Au risque de vous décevoir, il reste encore un vaste mystère, quand bien même les rouages de ce qui se passe et les différents niveaux d’impact de l’hypnose notamment en terme d’analgésie ont été mis en évidence, le comment qui éclaire tout n’a pas encore vu le jour. Si les effets biochimiques, physiologiques et cognitifs de l’hypnose sont mesurables, de mieux en mieux pour la physiologie cérébrale avec les apports de l’imagerie fonctionnelle, il n’en reste pas moins que persiste un grand pas à franchir. On mesure les endorphines, les variations d’activité neuronale, la réactivité à une stimulation, imputables à telle stratégie hypnotique mais ce ne sont que des effets et non des causes.

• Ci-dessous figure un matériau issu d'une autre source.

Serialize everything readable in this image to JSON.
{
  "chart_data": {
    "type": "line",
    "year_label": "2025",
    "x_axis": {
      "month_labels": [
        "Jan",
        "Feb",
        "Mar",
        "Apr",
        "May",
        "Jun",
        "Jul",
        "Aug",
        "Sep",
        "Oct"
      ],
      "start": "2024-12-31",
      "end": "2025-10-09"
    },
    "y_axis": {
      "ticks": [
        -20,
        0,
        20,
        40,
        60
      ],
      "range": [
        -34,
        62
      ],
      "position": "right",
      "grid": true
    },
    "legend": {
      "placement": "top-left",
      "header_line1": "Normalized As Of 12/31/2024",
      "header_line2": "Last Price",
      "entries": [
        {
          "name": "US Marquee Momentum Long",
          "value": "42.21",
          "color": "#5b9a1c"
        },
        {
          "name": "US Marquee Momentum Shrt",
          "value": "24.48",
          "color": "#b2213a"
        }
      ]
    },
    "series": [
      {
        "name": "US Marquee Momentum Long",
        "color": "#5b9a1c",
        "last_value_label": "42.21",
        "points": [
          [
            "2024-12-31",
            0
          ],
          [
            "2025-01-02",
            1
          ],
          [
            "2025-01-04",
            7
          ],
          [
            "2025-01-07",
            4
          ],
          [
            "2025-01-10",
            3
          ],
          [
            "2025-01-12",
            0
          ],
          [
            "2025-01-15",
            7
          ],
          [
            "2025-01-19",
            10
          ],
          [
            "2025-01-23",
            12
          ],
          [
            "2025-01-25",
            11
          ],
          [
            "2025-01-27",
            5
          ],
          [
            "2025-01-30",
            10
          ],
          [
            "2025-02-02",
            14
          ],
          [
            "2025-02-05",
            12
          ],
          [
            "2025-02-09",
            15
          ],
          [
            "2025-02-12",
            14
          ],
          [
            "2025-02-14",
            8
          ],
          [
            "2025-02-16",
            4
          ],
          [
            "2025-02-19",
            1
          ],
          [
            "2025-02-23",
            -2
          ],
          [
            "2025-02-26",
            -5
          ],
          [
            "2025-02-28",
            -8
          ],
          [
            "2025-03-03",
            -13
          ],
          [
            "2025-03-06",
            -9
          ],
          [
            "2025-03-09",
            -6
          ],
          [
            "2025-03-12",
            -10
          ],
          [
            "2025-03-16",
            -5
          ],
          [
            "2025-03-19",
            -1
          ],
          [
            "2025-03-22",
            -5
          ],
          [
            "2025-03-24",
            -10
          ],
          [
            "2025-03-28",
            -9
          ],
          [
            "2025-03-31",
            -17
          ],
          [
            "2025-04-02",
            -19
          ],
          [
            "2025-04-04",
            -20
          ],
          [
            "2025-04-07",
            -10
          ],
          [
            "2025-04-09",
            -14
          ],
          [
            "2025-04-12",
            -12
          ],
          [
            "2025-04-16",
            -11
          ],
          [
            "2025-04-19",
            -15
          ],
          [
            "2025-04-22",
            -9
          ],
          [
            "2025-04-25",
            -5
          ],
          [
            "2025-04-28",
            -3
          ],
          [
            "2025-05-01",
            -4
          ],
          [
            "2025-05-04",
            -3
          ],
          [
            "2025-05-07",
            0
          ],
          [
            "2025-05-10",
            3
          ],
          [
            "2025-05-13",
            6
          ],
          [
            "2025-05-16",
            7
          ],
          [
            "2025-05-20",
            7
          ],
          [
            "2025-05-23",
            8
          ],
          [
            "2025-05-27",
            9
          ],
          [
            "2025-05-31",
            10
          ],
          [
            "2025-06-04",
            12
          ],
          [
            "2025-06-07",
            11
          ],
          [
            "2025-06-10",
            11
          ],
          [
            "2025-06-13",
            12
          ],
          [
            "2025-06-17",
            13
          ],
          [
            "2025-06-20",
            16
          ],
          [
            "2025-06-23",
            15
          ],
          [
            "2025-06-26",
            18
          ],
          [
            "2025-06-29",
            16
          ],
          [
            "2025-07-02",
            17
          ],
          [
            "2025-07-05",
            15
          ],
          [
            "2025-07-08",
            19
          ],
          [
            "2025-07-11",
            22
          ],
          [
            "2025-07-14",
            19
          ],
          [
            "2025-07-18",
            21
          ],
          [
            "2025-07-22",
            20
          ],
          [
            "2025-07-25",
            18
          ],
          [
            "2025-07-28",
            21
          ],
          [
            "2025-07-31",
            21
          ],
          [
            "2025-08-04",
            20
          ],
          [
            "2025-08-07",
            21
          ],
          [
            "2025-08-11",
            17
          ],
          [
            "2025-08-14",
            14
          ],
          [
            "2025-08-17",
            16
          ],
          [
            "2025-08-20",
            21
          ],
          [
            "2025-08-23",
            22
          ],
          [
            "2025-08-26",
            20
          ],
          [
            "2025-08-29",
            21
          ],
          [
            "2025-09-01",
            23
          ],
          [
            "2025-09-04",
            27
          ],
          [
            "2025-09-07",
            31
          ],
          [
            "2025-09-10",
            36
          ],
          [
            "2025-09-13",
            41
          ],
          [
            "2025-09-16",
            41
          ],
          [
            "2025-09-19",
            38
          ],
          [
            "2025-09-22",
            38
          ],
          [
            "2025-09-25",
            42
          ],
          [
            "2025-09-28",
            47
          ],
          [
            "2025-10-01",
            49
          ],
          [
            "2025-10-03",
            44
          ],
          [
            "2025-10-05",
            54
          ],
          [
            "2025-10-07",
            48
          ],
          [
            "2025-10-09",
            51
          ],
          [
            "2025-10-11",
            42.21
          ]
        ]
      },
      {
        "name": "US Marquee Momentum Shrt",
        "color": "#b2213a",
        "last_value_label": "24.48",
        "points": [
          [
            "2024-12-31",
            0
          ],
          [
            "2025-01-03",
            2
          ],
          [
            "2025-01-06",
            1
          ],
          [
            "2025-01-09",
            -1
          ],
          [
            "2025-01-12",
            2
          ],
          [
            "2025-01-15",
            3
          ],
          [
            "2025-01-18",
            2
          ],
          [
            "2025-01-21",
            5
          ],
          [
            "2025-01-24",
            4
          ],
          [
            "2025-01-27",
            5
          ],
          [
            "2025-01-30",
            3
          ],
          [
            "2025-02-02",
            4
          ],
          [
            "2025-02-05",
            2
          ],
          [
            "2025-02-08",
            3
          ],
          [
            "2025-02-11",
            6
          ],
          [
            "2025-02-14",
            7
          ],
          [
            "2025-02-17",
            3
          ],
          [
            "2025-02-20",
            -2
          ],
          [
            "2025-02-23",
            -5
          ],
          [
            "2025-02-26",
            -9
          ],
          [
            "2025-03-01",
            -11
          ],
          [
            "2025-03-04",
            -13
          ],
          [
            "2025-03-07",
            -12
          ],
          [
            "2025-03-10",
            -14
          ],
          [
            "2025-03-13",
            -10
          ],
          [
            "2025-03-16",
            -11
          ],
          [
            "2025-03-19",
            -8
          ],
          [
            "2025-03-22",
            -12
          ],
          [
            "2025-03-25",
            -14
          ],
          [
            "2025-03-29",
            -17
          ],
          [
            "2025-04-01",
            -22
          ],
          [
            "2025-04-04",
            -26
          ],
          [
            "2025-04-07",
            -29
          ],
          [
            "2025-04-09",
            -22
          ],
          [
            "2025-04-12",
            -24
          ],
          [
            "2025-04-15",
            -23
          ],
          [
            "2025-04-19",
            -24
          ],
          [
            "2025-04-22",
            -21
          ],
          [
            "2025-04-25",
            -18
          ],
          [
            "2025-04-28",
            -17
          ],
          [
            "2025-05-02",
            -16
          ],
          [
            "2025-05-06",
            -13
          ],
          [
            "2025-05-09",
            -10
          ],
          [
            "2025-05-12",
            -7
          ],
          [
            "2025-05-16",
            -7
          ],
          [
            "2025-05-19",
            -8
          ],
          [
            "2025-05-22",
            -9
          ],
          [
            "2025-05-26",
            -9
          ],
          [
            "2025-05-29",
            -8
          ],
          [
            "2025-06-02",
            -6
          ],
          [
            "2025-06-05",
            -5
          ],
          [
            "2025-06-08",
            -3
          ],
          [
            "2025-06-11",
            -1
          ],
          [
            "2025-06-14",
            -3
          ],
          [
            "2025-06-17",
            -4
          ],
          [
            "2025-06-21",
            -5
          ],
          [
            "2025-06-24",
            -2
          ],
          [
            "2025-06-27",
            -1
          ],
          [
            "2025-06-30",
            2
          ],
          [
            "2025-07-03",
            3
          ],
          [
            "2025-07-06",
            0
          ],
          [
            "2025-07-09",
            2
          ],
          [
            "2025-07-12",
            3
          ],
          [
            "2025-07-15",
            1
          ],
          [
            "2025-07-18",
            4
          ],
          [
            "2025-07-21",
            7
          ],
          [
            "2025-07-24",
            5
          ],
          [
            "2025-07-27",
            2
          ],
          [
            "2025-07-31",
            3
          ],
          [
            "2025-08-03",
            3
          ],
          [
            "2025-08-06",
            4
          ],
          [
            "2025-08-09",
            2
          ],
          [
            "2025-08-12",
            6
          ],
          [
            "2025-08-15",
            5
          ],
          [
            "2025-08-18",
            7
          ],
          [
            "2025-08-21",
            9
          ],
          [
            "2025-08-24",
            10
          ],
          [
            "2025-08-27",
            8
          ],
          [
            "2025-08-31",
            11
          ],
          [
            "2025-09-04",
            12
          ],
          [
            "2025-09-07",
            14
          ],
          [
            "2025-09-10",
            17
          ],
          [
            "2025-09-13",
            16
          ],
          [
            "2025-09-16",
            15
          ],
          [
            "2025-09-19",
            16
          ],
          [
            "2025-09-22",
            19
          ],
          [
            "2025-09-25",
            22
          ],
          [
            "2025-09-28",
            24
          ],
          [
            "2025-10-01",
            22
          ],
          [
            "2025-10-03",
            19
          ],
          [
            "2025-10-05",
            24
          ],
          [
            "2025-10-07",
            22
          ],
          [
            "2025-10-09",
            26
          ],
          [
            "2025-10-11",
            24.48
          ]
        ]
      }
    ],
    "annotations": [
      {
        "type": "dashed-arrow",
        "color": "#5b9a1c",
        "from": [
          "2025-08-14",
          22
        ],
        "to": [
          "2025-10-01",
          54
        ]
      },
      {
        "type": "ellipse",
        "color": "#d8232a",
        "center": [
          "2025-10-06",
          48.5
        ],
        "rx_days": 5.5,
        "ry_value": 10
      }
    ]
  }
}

Je vous renvoie à la bibliographie sur hypnose et douleur si vous voulez un peu mieux connaître l’état de la science à ce sujet. Mais peu à peu, la recherche permet de remonter la cascade alors encourageons la. Il est probable que cette difficulté à comprendre ce que l’on sait faire fonctionner, et qui nous renvoie donc au mystère de l’humain, a longtemps mis en difficulté beaucoup de praticiens, et même encore aujourd’hui. C’est pourtant nier un grand nombre situations équivalentes dans la pratique de la médecine actuelle. La médecine basée sur l’évidence n’encadre qu’une bien faible proportion de notre pratique. L’hypnose (ce n’est qu’une étiquette) fait pourtant partie de cette médecine basée sur l’évidence depuis bien longtemps. En effet, tous les traitements sont actuellement évalués par rapport à un placebo plutôt que rien, tout simplement parce que le placebo ça marche! Dans toutes les situations, on retrouve un effet positif du placebo. C’est la suggestion non verbale qui a toujours fait partie de la pratique médicale, depuis que celle-ci a pris soin d’évaluer ses pratiques. Mais le placebo, comment ça marche? …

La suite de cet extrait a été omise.